Ever since my son died by suicide, my first pro-life priority has been suicide prevention. That’s why I was so glad to read that Tony Cornelius, the son of the late Soul Train founder and host Don Cornelius, has launched a suicide prevention foundation in memory of his father. “This is a huge, huge issue and it’s an issue that has a veil of shame over it. People are still very uncomfortable with who’s talking about suicide,” Cornelius told EURweb. “Breast cancer at one time was something that was under the table. Women didn’t want to discuss it. AIDS was something that was under the table. No one wanted to discuss it. I mean I think this is an opportunity to bring this to the surface.” That’s a pro-life message, if ever I heard one.

I’m also glad to hear pro-lifers like the Rev.

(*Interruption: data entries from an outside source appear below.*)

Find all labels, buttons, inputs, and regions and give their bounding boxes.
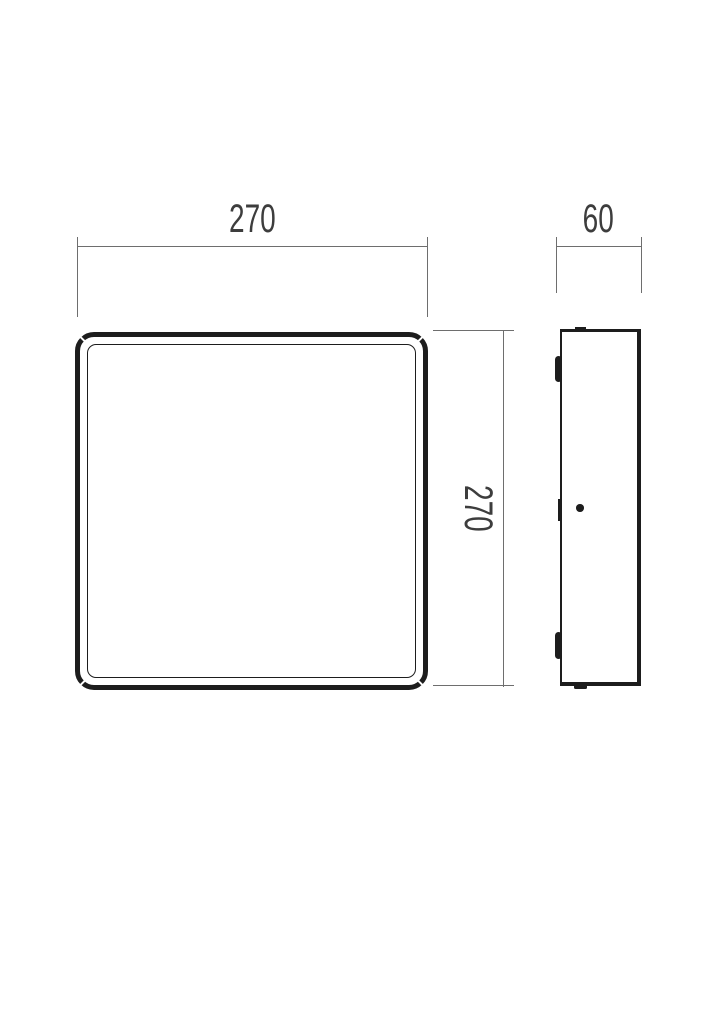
front-width-extension-line-left bbox=[77, 237, 78, 317]
front-height-dimension-line bbox=[503, 330, 504, 687]
side-view-mounting-clip-bottom bbox=[555, 632, 562, 659]
front-height-extension-line-bottom bbox=[433, 685, 514, 686]
front-height-extension-line-top bbox=[433, 330, 514, 331]
side-view-left-edge-bump bbox=[558, 499, 562, 521]
side-view-top-edge-mark bbox=[575, 327, 586, 331]
front-width-dimension-line bbox=[77, 246, 428, 247]
front-height-dimension-label: 270 bbox=[458, 448, 498, 568]
side-view-bottom-notch bbox=[574, 685, 587, 689]
side-depth-dimension-label: 60 bbox=[556, 198, 641, 240]
side-depth-dimension-value: 60 bbox=[583, 199, 614, 239]
front-view-inner-line bbox=[87, 344, 416, 678]
side-view-screw-dot bbox=[576, 504, 584, 512]
front-height-dimension-value: 270 bbox=[458, 485, 498, 532]
front-view-bottom-notch bbox=[241, 687, 255, 690]
technical-drawing: 270 60 270 bbox=[0, 0, 717, 1024]
side-view-outline bbox=[560, 329, 641, 686]
front-width-dimension-value: 270 bbox=[229, 199, 276, 239]
side-depth-dimension-line bbox=[556, 246, 642, 247]
front-width-dimension-label: 270 bbox=[77, 198, 427, 240]
side-view-mounting-clip-top bbox=[555, 356, 562, 382]
front-width-extension-line-right bbox=[427, 237, 428, 317]
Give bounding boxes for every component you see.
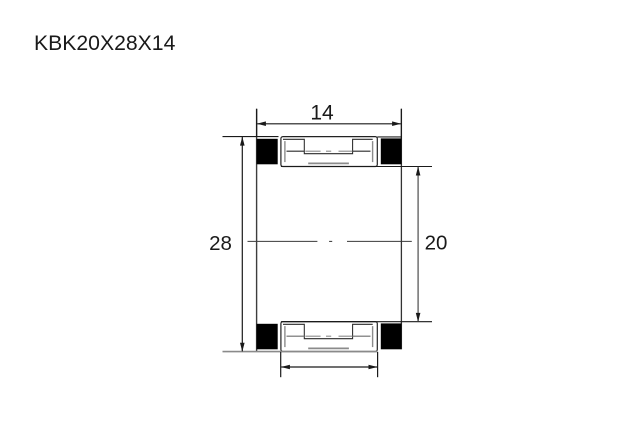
svg-text:KBK20X28X14: KBK20X28X14 (34, 32, 176, 55)
svg-text:28: 28 (209, 232, 232, 255)
svg-text:14: 14 (310, 101, 334, 124)
svg-text:20: 20 (425, 232, 448, 255)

James Martin advocating for stricter gun control laws in response to the Aurora shooting. (There’s common ground to be had here too, according to Craig C. Whitney, author of forthcoming book, Living With Guns: A Liberal’s Case for the Second Amendment.) Like me, Martin believes in a “consistent ethic of life.” Writing at the Catholic weekly America about abortion, euthanasia, capital punishment, and poverty, he said, “All of these issues, at their heart, are about the sanctity of all human life, no matter who that person is, no matter at what stage of life that person is passing through, and no matter whether or not we think that the person is ‘deserving’ of life.”

In an email exchange with Religion News Service reporter David Gibson, Russell D. Moore, dean of theology at the Southern Baptist Theological Seminary, argued that “we ought not to let the term ‘pro-life’ become so elastic as to lose all meaning.” He charged that “in most cases, the expansion of ‘pro-life’ is a way to divert attention from the question of personhood and human rights.” I disagree. Just as the gospel message speaks to all of life, so too a pro-life ethic can and should be all-encompassing.